There are not really many actual software solutions to the problem. Even kernel-level, while intimidating sounding, is not a real answer. Machine learning has promise but it relies on validation from massive amounts of data from human reviewers, and it's relatively situational: things like new guns, new modes, even new skins could throw it off. There is no way to "win" this war via anti-cheat software, it will be a perpetual back-and-forth at best, or just a cheater fiesta like Warzone currently is at worst.Yeah, I hate the kernel level anti-cheat as well, and I don't consider it a solution. I wish those dipshits shooting themselves into space would redirect their efforts to solving this problem.

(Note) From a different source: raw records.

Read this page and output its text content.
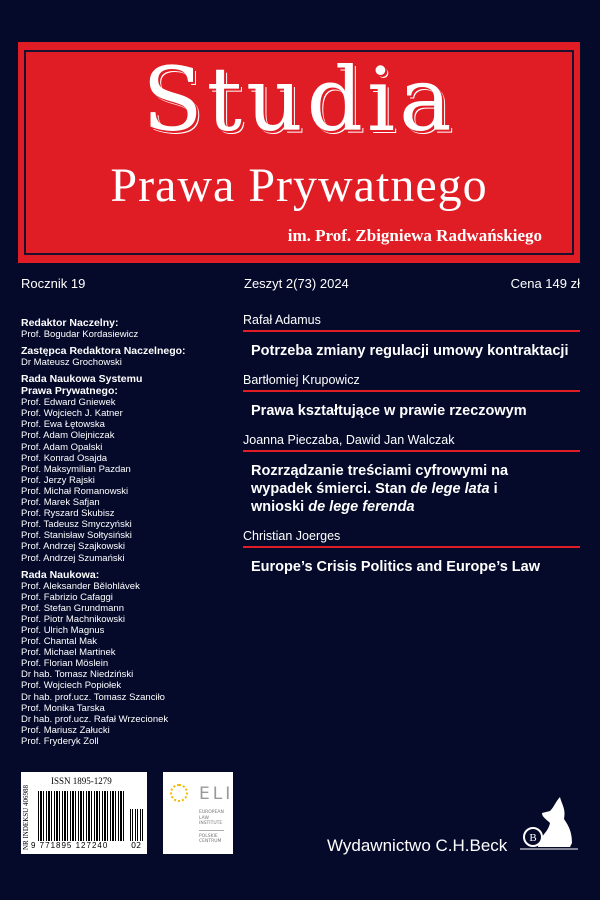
Studia
Prawa Prywatnego
im. Prof. Zbigniewa Radwańskiego
Rocznik 19	Zeszyt 2(73) 2024	Cena 149 zł
Redaktor Naczelny:
Prof. Bogudar Kordasiewicz
Zastępca Redaktora Naczelnego:
Dr Mateusz Grochowski
Rada Naukowa Systemu Prawa Prywatnego:
Prof. Edward Gniewek
Prof. Wojciech J. Katner
Prof. Ewa Łętowska
Prof. Adam Olejniczak
Prof. Adam Opalski
Prof. Konrad Osajda
Prof. Maksymilian Pazdan
Prof. Jerzy Rajski
Prof. Michał Romanowski
Prof. Marek Safjan
Prof. Ryszard Skubisz
Prof. Tadeusz Smyczyński
Prof. Stanisław Sołtysiński
Prof. Andrzej Szajkowski
Prof. Andrzej Szumański
Rada Naukowa:
Prof. Aleksander Bělohlávek
Prof. Fabrizio Cafaggi
Prof. Stefan Grundmann
Prof. Piotr Machnikowski
Prof. Ulrich Magnus
Prof. Chantal Mak
Prof. Michael Martinek
Prof. Florian Möslein
Dr hab. Tomasz Niedziński
Prof. Wojciech Popiołek
Dr hab. prof.ucz. Tomasz Szanciło
Prof. Monika Tarska
Dr hab. prof.ucz. Rafał Wrzecionek
Prof. Mariusz Załucki
Prof. Fryderyk Zoll
Rafał Adamus
Potrzeba zmiany regulacji umowy kontraktacji
Bartłomiej Krupowicz
Prawa kształtujące w prawie rzeczowym
Joanna Pieczaba, Dawid Jan Walczak
Rozrządzanie treściami cyfrowymi na wypadek śmierci. Stan de lege lata i wnioski de lege ferenda
Christian Joerges
Europe’s Crisis Politics and Europe’s Law
ISSN 1895-1279
NR INDEKSU 406988 9 771895 127240	02
ELI
EUROPEAN
LAW
INSTITUTE
POLSKIE
CENTRUM	Wydawnictwo C.H.Beck B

But there is a way to fix the problem, on a given platform, I posted this in response to people saying Riot doesn't know how to deal with toxicity in League (after the post announcing they were removing all chat). Every company knows how to reduce cheating, reduce toxicity, in every online game and every social media site. Hire people to review stuff and punish the offenders. For toxicity, it actually requires more nuance and training because toxicity is getting layers to it now because of the new wave of extremism and the vast variety of ways people are finding to be hate-filled bigots, but cheating? Cheating is super easy to spot 99.999% of the time.
But none of these corporations are going to spend money hiring people and setting up an infrastructure to deal with a problem that ultimately probably is a wash, give or take, for them financially in the first place. Despite Warzone having maybe the biggest cheating problem of any major shooter since... I dunno, original CS? They are raking in cash faster than they can spend it so while it sucks for everyone else, it's not enough to actually deter people from spending money on the game. Twitter isn't going to spend money to have people actually take action on reports, nor do they have any interest in banning anyone that doesn't potentially cost them advertisers. Same with FaceBook. Same with Riot.
It's not that complicated to fix these problems on a per-platform basis, it's just the companies don't care to do it.